The Assessor will then respond in writing to the taxpayer within thirty (30) days of the date of receipt of the taxpayers protest or as soon thereafter as practical.  The Assessor's written response will include a statement of the initial assessment and the redetermined property tax assessment.

File an Appeal

If the taxpayer is not satisfied with the Assessor's reply, he/she may appeal within thirty (30) days after the date of the County Assessor's response to the Beaufort County Board of Assessment Appeals. The Assessor may extend the time period for filing a taxpayers appeal if the request for an extension is received by the Assessor within thirty (30) days of the date of the County Assessor's response. If no appeal is made by the taxpayer, the re determined value, if any, becomes final.

Appeal Conference

A conference on the appeal must be conducted by the Board within thirty (30) days after the date of receiving the notice of appeal, or as soon thereafter as practical.  The Assessor and taxpayer will be notified of the place, date and time for the conference at least thirty (30) days in advance.  All evidence of the property taxpayer must be presented at the conference.  The Board has the authority and jurisdiction to enter a default decision if either the property taxpayer or the Assessor fails to appear at the conference, if proper notice of the conference was given. The Board may grant a continuance and refrain from entering a default order upon good cause shown by any party.

At least fifteen (15) days before the date of the conference, the Assessor and property taxpayer shall file with the Board, copies of documents, including appraisals, property sales and a brief description of other evidence to be presented.

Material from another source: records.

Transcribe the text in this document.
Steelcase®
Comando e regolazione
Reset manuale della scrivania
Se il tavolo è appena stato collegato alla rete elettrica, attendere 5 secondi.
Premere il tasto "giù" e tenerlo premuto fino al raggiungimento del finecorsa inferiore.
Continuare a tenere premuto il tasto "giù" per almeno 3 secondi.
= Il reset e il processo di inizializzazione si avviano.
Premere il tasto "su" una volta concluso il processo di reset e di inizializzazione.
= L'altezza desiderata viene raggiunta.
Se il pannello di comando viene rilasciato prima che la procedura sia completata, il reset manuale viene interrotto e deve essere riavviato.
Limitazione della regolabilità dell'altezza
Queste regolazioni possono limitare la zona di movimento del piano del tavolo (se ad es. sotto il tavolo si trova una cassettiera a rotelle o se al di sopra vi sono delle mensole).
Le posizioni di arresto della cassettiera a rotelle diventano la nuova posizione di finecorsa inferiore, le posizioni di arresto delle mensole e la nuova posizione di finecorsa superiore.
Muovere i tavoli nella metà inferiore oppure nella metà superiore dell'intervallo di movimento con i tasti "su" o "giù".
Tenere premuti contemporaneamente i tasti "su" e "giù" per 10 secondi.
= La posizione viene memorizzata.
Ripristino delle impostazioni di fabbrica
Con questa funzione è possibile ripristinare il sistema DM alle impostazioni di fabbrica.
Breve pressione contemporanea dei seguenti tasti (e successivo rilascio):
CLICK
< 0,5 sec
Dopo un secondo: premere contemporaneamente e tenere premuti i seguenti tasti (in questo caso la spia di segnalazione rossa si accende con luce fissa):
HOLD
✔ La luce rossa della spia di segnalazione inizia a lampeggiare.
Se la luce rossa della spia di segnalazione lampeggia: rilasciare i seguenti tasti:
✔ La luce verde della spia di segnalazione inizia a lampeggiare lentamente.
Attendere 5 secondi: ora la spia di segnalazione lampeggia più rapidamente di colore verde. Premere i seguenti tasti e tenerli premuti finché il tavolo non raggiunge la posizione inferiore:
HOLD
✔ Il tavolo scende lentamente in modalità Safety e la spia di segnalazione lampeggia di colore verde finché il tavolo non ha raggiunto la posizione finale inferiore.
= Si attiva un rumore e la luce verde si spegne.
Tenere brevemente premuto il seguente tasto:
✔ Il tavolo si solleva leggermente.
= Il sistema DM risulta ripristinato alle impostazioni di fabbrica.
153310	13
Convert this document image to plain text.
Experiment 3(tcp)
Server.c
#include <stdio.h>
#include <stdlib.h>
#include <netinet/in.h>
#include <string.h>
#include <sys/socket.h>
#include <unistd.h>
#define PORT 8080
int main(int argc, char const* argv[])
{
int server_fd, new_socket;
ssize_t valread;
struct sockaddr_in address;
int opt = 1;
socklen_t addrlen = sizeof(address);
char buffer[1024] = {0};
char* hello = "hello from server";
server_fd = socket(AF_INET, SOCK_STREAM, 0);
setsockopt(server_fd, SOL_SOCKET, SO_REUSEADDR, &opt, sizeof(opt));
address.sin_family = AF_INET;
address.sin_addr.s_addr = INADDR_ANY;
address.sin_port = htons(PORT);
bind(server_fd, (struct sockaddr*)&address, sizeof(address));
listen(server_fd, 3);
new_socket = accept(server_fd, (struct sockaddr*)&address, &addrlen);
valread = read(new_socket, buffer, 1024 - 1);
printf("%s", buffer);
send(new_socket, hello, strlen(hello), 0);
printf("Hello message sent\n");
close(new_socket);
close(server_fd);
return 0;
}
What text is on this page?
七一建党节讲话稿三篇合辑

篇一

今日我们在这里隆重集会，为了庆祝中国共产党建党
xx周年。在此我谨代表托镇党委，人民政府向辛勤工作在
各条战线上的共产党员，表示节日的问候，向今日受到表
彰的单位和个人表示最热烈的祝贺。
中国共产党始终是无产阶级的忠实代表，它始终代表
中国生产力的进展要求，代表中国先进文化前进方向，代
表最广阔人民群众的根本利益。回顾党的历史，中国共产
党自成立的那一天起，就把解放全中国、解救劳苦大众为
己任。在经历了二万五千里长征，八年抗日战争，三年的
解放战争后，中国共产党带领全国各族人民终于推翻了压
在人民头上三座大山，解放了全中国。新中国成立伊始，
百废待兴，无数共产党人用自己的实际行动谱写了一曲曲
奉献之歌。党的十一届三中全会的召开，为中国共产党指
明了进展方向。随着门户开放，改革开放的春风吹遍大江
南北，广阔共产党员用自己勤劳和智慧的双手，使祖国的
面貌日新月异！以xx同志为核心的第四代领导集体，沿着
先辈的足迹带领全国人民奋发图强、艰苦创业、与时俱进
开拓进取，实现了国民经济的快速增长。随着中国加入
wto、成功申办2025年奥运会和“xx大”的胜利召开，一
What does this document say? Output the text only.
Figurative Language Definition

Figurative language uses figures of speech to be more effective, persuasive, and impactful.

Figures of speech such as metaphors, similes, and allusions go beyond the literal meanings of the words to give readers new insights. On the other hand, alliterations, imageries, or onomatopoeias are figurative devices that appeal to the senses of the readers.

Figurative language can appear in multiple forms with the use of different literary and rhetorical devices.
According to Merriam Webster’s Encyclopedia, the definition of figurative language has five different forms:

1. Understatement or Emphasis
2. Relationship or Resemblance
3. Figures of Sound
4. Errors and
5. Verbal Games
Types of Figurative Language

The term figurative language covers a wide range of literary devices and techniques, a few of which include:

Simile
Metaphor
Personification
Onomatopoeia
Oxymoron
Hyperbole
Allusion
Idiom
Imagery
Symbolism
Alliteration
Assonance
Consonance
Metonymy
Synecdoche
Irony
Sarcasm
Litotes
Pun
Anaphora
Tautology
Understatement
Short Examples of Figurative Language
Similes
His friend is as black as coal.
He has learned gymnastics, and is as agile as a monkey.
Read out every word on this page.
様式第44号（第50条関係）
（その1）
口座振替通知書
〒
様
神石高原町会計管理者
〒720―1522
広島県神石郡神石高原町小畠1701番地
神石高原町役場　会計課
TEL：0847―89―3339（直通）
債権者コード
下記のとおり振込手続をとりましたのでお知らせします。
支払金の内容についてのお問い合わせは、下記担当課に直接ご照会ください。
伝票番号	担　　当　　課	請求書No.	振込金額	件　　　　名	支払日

Documents etc. shall also at this time be exchanged between parties.

At least seven (7) days before the date of the conference, the parties may file with the Board any response each may have to the information filed by the other. This material must be mailed or delivered to the other party at the same time.  Conferences are open to the public.

At the conference, the Assessor and taxpayer may present their cases and provide the Board with any supporting evidence.  After the conclusion of the conference, the Board shall mail a written decision to the parties within fifteen (15) days after the date of the conference, or as soon thereafter as practical.

Further Appeals

Within thirty (30) days after the date of the Boards written decision, a property taxpayer or county assessor may appeal the Board's decision by requesting a contested case hearing before the Administrative Law Court.  The decision of the Administrative Law Court may be appealed by either party to Circuit Court, Appellate Court or finally the South Carolina Supreme Court.

The person who files the appeal must provide evidence they are qualified to represent the property owner in the administrative process as set forth in Section 12-60-90 of the S.C. Code of Laws and Treasury Department Circular No. 230; sections 10.3 (a)(b)(c), 10.7 (a)(1-4,7) and 10.7 (b) (c).

Only certain authorized persons may represent property owners in the administrative property tax process.  Authorized representatives include the following:  Attorneys, certified public accountants, corporate officers, South Carolina registered/licensed appraisers, full time employees of property owner, enrolled IRS agents, partners and fiduciaries.  If anyone other than the property owner files an appeal/protest, the assessor requires them to show proof of eligibility to represent the owner. Written consent of the owner must be given to an agent and provide to the assessor.

  • Authorization must state the name of the qualified and authorized individual representing a property owner in the administrative tax appeal process. Authorization cannot be given to a company in general.
  • Only one authorization for each year is permitted.  If filing appeals for multiple years, a separate authorization must be signed by the property owner for each year.
  • A legible signature is required on all appeal forms of the authorized, qualified individual.

If the proper authorizations are not received within 30 days of denial letter, the appeal is considered abandoned.